|
Inventaire à la Prévert
Les enfants du Paradis
Cinémathèque Française, du 24 octobre 2012 au 27 janvier 2013
Catalogue aux éditions Xavier Barral
Rétrospective intégrale Marcel Carné (24 octobre-25 novembre)
Le cinéma de Jacques et Pierre Prévert (31 octobre-18 novembre)
Journée d’étude le 5 novembre
L’exposition Les enfants du Paradis est audacieuse : montres homme un seul film, aussi grand soit-il, mérite-t-il autant d’intentions ? À suivre le parcours de ce musée presque imaginaire, aussi élégant qu’intriguant, on se dit qu’elle était même nécessaire.
On y trouvera tout ce qu’on attend : costumes, décors, scénarios, affiches, tableaux et vieux livres qui font le lien avec les diverses inspirations et influences et cette production démesurée, folle, mouvementée. Car Les enfants du Paradis, ce n’est pas qu’un film mythique dans l’histoire du 7e art. C’est également l’un des tournages les plus ambitieux et les plus tourmentés de l’histoire du cinéma Français.
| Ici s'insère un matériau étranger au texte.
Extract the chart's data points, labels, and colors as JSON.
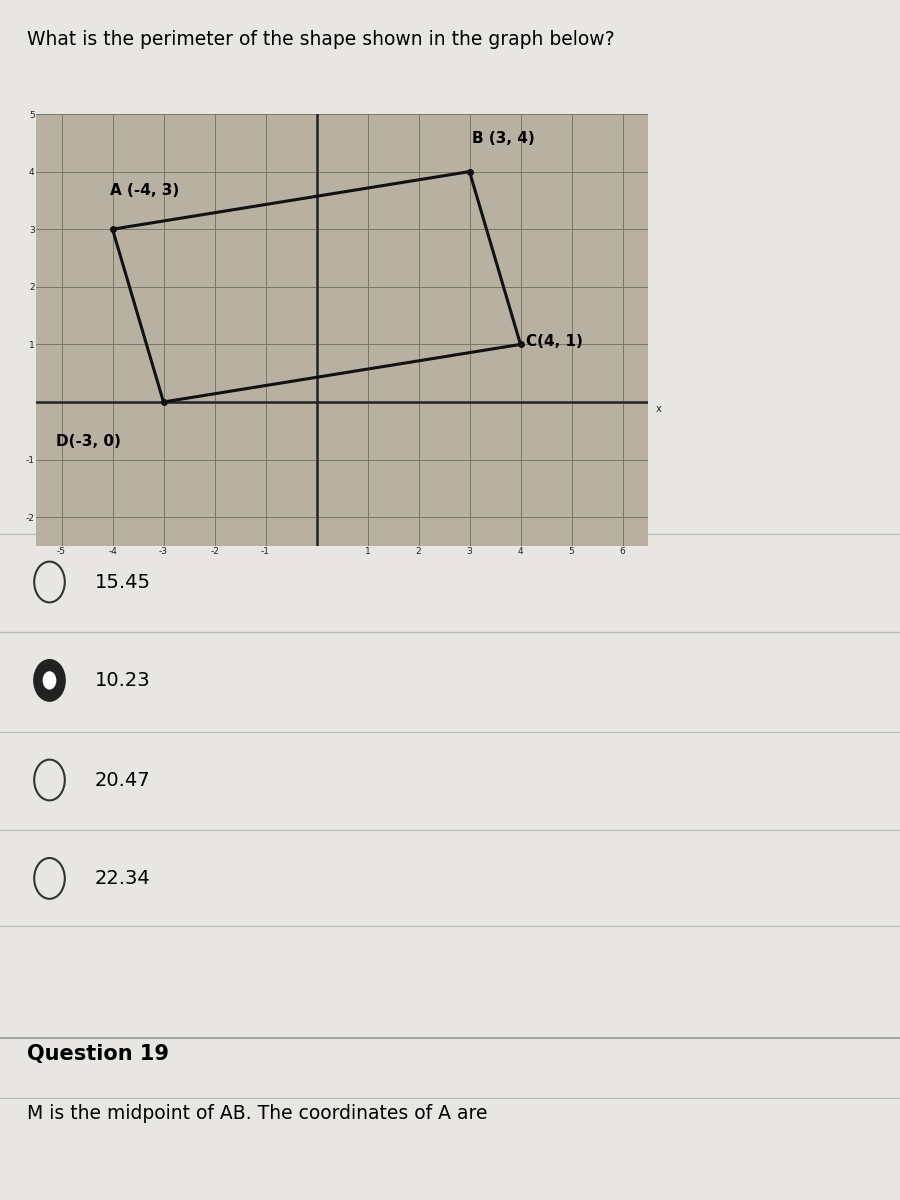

Un roman en soi. Du théâtre des Funambules au fait divers avec Lacenaire, Prévert commence par écrire un scénario (illustré avec des dessins) avec un génie admirable. « Le Karajan de l’écran » selon Arletty. Son dénouement différera de la version cinématographique. Film en trois chapitres, il ne sera composé que de deux, évinçant le procès du mime Deburau. Sans doute parce que les conditions de tournage sont compliquées, Carné préférera s’éviter cet ultime chapitre.
En effet, le tournage, sous l’Occupation, sera tumultueux. L’exposition n’est pas qu’un making-of artistique, et c’est là toute sa force.
Création collaborative entre quatre virtuoses de leur art - une bande de copains : l’orfèvre des mots Jacques Prévert, le décorateur Alexandre Trauner, le musicien Joseph Kosma et le cinéaste à succès Marcel Carné -, Les enfants du Paradis succèdent aux Visiteurs du soir. Arletty est alors une star (magnifique tableau de l’actrice, nue, par Moïse Kisling). Le budget est faramineux (au final il coûtera 42,5 millions de francs, dont près de 14 millions de dépassement). Et le tournage un calvaire.
Le boulevard du crime (150 mètres de 50 façades factices) subira une bourrasque le détruisant en partie ; un des comédiens , Robert Le Vigan, collaborateur notoire, s’enfuit, obligeant le réalisateur et les comédiens à reconstruire des décors et à retourner des scènes avec son remplaçant, Pierre Renoir ; Jean-Louis Barrault est sous contrat avec la Comédie Française, ce qui ne facilite pas le plan de tournage ; Alexandre Trauner travaille dans la clandestinité. Et c’est sans compter les interruptions pour des raisons politiques (les Allemands tentent même de s’emparer des studios de la Victorine) et financières (le retrait des producteurs italiens qui bloquent le tournage puis obligent Carné à chercher de nouveaux partenaires : Gaumont refuse, Pathé acceptera). Et à voir tout ce que cela entraîne de surcoûts, contrats et autre paperasse, on comprend que le tournage se soit étalé sur 9 mois entre Paris, Joinville et Nice.
Cette partie sur le rôle paradoxalement salutaire du régime de Vichy est évidemment la plus intéressante historiquement. D’ailleurs Prévert a ce joli mot : « les seuls film contre la guerre, ce sont les films d’amour. »
L’exposition, aussi pédagogique qu’exploratrice, s’achève sur la postérité du film. Il avait attiré à l’époque 4, 768 millions de spectateurs et fut le 3e succès de l’année. Alors on découvre une salle qui le diffuse. Tant mieux, car on n’a qu’une envie en visitant cet appartement avec ses grandes pièces et ses recoins, celle de voir ou revoir le film. Le Dvd /Blu-ray est prêt à sortir, en copie restaurée. De quoi prolonger la visite…
Nota bene : la Collection Carné (anagramme d’écran) est exposée dans la galerie des donateurs, offrant aux visiteurs un parcours de sa filmographie, de ses triomphes populaires à ses échecs d’après guerre.